Are You Smarter Than a KIPPster?

DIANE XAVIER | 5/22/2015, 9:40 a.m.
“Are You Smarter Than a KIPPster?” gave local and regional celebrities a second chance to test their knowledge against middle ...
KIPP DFW middle school students defeated the adult team during the second annual “Are You Smater Than a KIPPster?” April 30. KIPP Academy

The Dallas Examiner

“Are You Smarter Than a KIPPster?” gave local and regional celebrities a second chance to test their knowledge against middle school students from KIPP DFW’s college preparatory school.

The event featured education-based trivia questions on math, science, history and popular culture and is based on the quiz bowl style game of the popular television game show, Are You Smarter Than a 5th Grader.

Local celebrities included Dallas County Judge Clay Jenkins, Pastor Bryan Carter, the Honorable Florence Shapiro, the Honorable Pauline Medrano, Lucy Wrobel, philanthropist and DJ, and included advertising executive and comedian Chris Smith, who emceed the event.

Held on April 30, the students defeated the adults by a score of 92-68.

The challenge was a KIPP’s second annual fundraising event held at the Frontiers of Flight Museum. The event raised $504,525 towards KIPP DFW’s $23 million expansion campaign to grow to 10 campuses by 2020.

Quinton Vance, executive director of KIPP DFW, explained the fundraiser’s goals.

“KIPP DFW is a public charter school that provides an alternative choice for families within the community who are traditionally underrepresented resource communities to have access to a high-quality college focused education,” Vance said. “Part of our challenge as a charter organization is raising awareness for the need of high-quality public school seats in the city of Dallas as well as raising the funds to grow to serve more and more kids within Southern Dallas which is where we are growing. We have a goal of serving 5,000 kids and 10 schools by 2020. So this event is an opportunity for us to build awareness and support for our students and the schools that we hope to build to serve them as well as towards a high-quality future.”

Vance said KIPP DFW plans to open two new additional schools by this summer. Currently, the school operates one middle school and one elementary school.

“By providing a high-quality education, we provide students the opportunity to make the most out of their lives,” Vance said.

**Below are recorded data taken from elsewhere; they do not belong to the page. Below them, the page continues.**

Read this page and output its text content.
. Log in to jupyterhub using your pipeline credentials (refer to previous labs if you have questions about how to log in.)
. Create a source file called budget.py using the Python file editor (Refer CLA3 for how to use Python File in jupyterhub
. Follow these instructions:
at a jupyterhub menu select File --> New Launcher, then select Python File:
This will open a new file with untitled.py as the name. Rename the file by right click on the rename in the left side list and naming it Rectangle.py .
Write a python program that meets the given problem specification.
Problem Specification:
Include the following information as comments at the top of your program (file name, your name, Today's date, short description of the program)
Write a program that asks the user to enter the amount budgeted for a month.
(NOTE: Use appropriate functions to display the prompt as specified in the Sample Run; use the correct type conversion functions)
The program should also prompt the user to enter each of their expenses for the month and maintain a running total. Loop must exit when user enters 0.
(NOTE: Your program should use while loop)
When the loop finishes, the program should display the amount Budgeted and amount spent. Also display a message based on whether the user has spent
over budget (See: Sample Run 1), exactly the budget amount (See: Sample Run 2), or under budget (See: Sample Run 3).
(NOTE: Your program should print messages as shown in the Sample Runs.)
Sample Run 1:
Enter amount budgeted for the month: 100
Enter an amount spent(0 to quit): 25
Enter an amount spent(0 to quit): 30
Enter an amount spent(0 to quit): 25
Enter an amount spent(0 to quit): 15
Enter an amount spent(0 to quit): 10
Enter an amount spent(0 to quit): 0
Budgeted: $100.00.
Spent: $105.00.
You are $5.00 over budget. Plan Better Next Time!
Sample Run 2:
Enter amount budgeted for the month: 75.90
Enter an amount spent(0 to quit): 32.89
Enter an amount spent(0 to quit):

KIPP DFW Board Chair Peter Brodsky explained how the school has impacted students.

“KIPP DFW has impacted a lot of people’s lives because we have about 800 students right now that are in really excellent schools that are setting them in paths to go through college,” Brodsky said. “What we are really all about is giving kids the opportunity to ultimately live a choice-filled life and that starts with a great fundamental education. So we feel that by providing them the opportunity to fulfill their best potential we are changing lives.”

Shay Richardson, a pre-K teacher for KIPP Destiny, said she wanted to work for the school for the experience.

“I have worked with children for over 12 years and once I received my bachelor’s degree it was just an opportunity,” Richardson said. “The school is different because the ratio of children is low and it is a different fundamental learning environment and is a great learning experience for me as well with the children. The classrooms are not really overcrowded and the children are really nice and great to work with.”